20 May 2015

Diagnostics of quality of graphene and spatial imaging of reactivity centers on carbon surface

Graphene and related 2D materials are anticipated to become the compounds of the century. It is not surprising - graphene is extremely thin and strong, and it possesses outstanding electrical and thermal characteristics. The impact of a material with such unique properties is promising. Scientists foresee the imminent appearance of novel biomedical applications, a new generation of smart materials, highly efficient light conversion and photocatalysis reinforced by graphene. However, a stumbling block is that many unique properties and capabilities are related only to perfect graphene with a controlled number of defects. However, in reality, ideal defect-free graphene surface is difficult to prepare, and defects may have various sizes and shapes. In addition, dynamic behaviour and fluctuations make the defects difficult to locate. The process of scanning large areas of graphene sheets in order to discover defect locations and to estimate the quality of the material is a time-consuming task, and there exists a lack of simple direct methods to capture and visualize defects on the carbon surface.

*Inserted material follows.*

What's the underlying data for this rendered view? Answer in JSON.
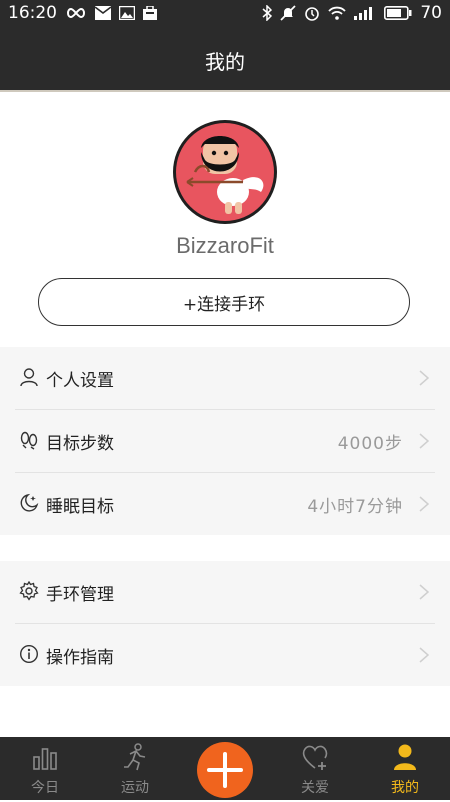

A joint research project carried out by Ananikov and co-workers revealed a specific contrast agent – soluble palladium complex – that selectively attaches to defect areas on the surface of carbon materials. Pd attachment leads to formation of nanoparticles, which can be easily detected using a routine electron microscope. The more reactive the carbon center is, the stronger is the binding of the contrast agent in the imaging procedure. Thus, reactivity centers and defect sites on a carbon surface were mapped in three-dimensional space with high resolution and excellent contrast using a handy nanoscale imaging procedure. The developed procedure distinguished carbon defects not only due to difference in their morphology, but also due to varying chemical reactivity. Therefore, this imaging approach enables the chemical reactivity to be visualized with spatial resolution.

Mapping carbon reactivity centers with "Pd markers" gave unique insight into the reactivity of the graphene layers. As revealed in the study, more than 2000 reactive centers can be located per 1 ?m2 of the surface area of a regular carbon material. The study pointed out the spatial complexity of the carbon material at the nanoscale. Mapping of the surface defect density showed substantial gradients and variations across the surface area, which can possess organized structures of defects.

Medical application of imaging (tomography) for diagnostics, including the usage of contrast agents for more accuracy and easier observation, has proven its utility for many years. The present study highlights a new possibility in tomography applications to run diagnostics of materials at atomic scale.

The article "Spatial imaging of carbon reactivity centers in Pd/C catalytic systems" by E. O. Pentsak, A. S. Kashin, M. V. Polynski, K. O. Kvashnina, P. Glatzel and V. P. Ananikov was published in Chemical Science (The Journal of the Royal Society of Chemistry).